Criminals – it is my experience – speak cop-ese better than law-abiding citizens. But, when a patrol officer who is used to criminals must communicate with community members – which is often – Joe Q. Public is left wondering what, exactly, the men and women in blue are trying to say.
This is a very common complaint. Is it because of ten-codes? I’m going to go out on a limb here and say, not quite.
Coded language is just a result of a coded mindset, and we’re all guilty of it. My observations of the police officers in my life has led me to the following conclusion: there is only one culture in police circles, and that culture is blue. Yes, the men and women of the law enforcement are unique and uniquely special, but think of blue as a unifying character trait – just like a CPA certification.
Yes, friends, only other CPAs understand your lame accounting jokes. And, similarly, only other cops understand some of the realities of being a cop.
My suggestion – both to my boys in blue and to those seeking to find common ground with that police officer who dutifully drives through your neighborhood at night – is to move, when you can, toward the center. So – dear Speeder, the reason that officer set up a speed trap at Galloway and Greenside avenues might be because he knows, firsthand, what speeding through a school zone will get you. And so – dear Officer, the reason that mother won’t calm down is because she doesn’t know that almost all kids reported “missing” venture home, unharmed, after a few hours of goofing off with friends.

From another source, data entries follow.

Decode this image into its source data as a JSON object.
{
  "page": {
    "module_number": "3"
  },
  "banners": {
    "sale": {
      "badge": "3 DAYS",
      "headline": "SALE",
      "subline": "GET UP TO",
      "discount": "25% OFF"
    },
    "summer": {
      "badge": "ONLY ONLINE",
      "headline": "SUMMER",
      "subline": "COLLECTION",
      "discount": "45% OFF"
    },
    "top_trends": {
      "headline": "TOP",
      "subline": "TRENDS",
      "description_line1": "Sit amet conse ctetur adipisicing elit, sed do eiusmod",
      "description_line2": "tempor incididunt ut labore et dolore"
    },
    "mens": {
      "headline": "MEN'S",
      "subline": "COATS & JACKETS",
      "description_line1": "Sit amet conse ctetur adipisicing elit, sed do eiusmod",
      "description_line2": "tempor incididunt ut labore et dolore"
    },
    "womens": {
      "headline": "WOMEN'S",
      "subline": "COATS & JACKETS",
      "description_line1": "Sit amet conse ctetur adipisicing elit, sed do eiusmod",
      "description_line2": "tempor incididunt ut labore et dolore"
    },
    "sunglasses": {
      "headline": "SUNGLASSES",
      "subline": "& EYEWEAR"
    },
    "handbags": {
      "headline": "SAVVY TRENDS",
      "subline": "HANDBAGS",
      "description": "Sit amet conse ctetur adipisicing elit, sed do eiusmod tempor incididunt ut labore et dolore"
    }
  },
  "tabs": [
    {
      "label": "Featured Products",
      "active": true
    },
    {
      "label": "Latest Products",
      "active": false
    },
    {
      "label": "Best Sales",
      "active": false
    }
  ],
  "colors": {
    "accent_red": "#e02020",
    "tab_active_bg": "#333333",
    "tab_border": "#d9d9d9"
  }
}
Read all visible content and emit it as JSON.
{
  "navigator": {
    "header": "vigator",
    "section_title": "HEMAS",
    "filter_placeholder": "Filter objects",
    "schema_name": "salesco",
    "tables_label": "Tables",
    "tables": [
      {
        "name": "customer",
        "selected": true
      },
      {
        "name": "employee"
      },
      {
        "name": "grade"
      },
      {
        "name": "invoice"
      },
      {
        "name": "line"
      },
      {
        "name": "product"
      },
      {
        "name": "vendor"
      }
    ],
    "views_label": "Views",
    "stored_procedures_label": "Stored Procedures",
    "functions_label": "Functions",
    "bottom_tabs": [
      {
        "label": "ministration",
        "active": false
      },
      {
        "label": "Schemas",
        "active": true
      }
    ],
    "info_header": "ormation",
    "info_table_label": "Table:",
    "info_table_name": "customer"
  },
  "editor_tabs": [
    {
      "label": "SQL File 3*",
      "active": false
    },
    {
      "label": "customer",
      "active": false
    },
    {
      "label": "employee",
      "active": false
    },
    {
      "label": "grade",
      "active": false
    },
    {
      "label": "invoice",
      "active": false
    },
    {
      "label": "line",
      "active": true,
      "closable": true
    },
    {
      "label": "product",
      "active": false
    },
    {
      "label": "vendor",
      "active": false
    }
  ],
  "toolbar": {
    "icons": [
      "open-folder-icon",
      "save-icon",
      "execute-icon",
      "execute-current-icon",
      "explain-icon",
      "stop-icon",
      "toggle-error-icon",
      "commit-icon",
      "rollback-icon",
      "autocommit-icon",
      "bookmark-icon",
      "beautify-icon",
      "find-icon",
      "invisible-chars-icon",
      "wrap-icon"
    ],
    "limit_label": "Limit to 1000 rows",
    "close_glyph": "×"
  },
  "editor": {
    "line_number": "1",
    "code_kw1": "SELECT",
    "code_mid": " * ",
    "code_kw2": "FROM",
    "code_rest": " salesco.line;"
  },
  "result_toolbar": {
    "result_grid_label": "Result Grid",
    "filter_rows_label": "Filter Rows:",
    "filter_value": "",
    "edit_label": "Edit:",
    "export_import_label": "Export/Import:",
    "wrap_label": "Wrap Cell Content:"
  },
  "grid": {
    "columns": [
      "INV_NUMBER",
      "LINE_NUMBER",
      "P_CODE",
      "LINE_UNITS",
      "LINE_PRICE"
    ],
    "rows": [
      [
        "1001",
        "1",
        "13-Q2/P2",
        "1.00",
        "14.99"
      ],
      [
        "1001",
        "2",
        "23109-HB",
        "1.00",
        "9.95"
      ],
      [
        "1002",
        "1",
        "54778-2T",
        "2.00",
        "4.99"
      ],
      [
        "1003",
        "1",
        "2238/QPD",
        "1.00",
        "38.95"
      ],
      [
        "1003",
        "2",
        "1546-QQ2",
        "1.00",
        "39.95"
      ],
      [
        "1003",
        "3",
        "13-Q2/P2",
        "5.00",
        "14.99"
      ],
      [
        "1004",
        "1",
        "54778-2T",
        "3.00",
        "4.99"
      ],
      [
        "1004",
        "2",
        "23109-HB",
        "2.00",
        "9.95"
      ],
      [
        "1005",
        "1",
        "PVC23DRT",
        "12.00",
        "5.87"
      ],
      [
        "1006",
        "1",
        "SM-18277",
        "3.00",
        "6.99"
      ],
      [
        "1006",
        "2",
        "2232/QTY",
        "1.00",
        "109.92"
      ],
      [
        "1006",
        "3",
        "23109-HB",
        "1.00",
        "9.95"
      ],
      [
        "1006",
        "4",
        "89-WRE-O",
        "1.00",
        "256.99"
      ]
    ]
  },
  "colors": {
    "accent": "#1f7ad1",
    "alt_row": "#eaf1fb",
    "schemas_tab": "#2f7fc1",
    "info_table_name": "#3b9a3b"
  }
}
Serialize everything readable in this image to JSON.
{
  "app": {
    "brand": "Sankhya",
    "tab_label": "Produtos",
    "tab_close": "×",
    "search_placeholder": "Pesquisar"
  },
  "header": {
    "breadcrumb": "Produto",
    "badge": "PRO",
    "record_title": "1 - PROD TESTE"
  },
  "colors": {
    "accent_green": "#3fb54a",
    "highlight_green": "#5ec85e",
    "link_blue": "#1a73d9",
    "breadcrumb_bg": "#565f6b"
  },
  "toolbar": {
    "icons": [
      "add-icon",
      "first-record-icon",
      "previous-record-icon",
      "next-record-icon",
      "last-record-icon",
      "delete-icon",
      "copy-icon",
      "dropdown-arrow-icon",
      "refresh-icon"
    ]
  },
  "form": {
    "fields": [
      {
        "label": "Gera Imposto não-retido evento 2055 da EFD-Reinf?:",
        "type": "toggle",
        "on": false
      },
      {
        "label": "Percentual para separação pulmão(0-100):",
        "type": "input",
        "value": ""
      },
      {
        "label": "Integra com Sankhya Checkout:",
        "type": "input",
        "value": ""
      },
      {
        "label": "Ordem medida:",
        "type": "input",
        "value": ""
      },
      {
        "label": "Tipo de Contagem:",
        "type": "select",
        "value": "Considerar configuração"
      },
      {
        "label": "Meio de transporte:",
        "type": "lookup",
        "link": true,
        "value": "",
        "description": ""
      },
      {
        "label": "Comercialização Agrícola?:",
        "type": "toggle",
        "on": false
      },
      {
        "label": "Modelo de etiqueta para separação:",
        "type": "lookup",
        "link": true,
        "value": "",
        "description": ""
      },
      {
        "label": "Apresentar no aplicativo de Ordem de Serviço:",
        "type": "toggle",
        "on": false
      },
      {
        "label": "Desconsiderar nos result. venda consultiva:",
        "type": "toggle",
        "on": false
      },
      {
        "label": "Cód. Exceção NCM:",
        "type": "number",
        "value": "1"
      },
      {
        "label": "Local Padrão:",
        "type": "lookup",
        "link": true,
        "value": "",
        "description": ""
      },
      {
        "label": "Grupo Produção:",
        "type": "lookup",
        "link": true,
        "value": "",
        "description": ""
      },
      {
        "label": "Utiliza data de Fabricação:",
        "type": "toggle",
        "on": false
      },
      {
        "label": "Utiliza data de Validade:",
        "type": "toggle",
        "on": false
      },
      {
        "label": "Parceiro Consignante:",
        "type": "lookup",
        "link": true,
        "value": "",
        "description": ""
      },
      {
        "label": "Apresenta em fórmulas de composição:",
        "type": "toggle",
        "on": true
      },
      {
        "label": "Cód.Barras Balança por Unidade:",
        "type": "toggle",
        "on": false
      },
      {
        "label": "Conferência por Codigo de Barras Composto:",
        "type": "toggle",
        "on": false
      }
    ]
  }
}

Captain Lurz, for his part, understands: “we preach that the officers place themselves in the position of the victim and how they would feel if they received poor service,” he says. “The more officers that we move towards that vision, the more confidence and trust we establish with our residents.”
Well, Joe Q. Public, same goes for you. Let’s work to inform each other, rather than focus on the jargon that separates us. We are all our mothers’ children. We all know how to communicate with some common decency, I hope, and we shouldn’t let petty language barriers keep us from being able to do so.